As I sit here this morning working from home because I have a sick 23-month-old that cannot attend daycare, I find myself reflecting a lot about this experience that is being a working mom. It is most definitely nothing like what I could have possibly imagined two years ago when my husband and I were patiently awaiting the arrival of our first child. But as the cliché goes, right on his due date he made his appearance (he gets his punctuality from his father) and everything changed.

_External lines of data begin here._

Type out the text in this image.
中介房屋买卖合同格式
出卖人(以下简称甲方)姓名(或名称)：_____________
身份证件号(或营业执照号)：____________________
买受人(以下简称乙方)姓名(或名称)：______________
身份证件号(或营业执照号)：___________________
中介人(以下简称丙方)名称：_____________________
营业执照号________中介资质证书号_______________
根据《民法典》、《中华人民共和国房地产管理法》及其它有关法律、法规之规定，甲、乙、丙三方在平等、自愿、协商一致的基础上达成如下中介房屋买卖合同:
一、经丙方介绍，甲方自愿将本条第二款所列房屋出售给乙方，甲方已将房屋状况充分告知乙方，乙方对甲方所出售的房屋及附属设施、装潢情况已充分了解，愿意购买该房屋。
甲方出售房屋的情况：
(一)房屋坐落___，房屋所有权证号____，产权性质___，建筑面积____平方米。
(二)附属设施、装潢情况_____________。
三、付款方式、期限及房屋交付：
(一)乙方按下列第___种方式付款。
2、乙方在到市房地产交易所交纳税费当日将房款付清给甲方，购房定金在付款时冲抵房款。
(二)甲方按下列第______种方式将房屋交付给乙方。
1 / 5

pexels-august-de-richelieu-4262414-200x300I knew being a working mom would be hard, but I also imagined having it mostly together – continue my career, breastfeed exclusively until my child turned one, take him to activities like My Gym, baby music classes and Mommy & Me swim to get him engaged early, read him a different story every day, make healthy meals and exercise, and have everything together for the next day before going to bed each night. Arrogant, I know, but hadn’t my mom and my grandmothers done it? Hadn’t they taken care of all the childcare stuff while still working because that is what we are supposed to do? And everywhere I looked it seemed there were working moms who had it all together. I wanted to handle it the way I thought they were handling this working mom thing. If you are a working mom or just a woman in general, you probably know what I am talking about. Women tend to imagine the women around them are doing everything right, while we are barely keeping it together. We tend to romanticize the women in our lives that we have looked up to and idealized.

When I think about it now, I usually find myself smiling, sometimes even laughing at these crazy ideas I had. And sometimes, I am still hard on myself and think that if I tried a little harder I could have it more together the way I thought I would. My days mostly fall somewhere on the scale of organized chaos to outright chaos. I have learned that most of the things I thought would be easy are actually really hard. I have learned that many of the women that seemed to have it all together are going through the same experience as me. So too I have come to realize that we almost never do it alone. Despite what I remembered, my mom and my grandmothers did not do it alone (it was, after all, my father who drove me to the skating rink at 6:00 in the morning and built pinewood derby cars with my brothers). I can still very vividly recall a female Judge telling me not long after I had my son, to make sure I let my husband help – you will succeed, he will succeed, and your children will succeed if you work together. Her point – parenting is a team sport. This is true no matter the status of your relationship. Parenting is a team sport whether you are married, divorced, living together or separated.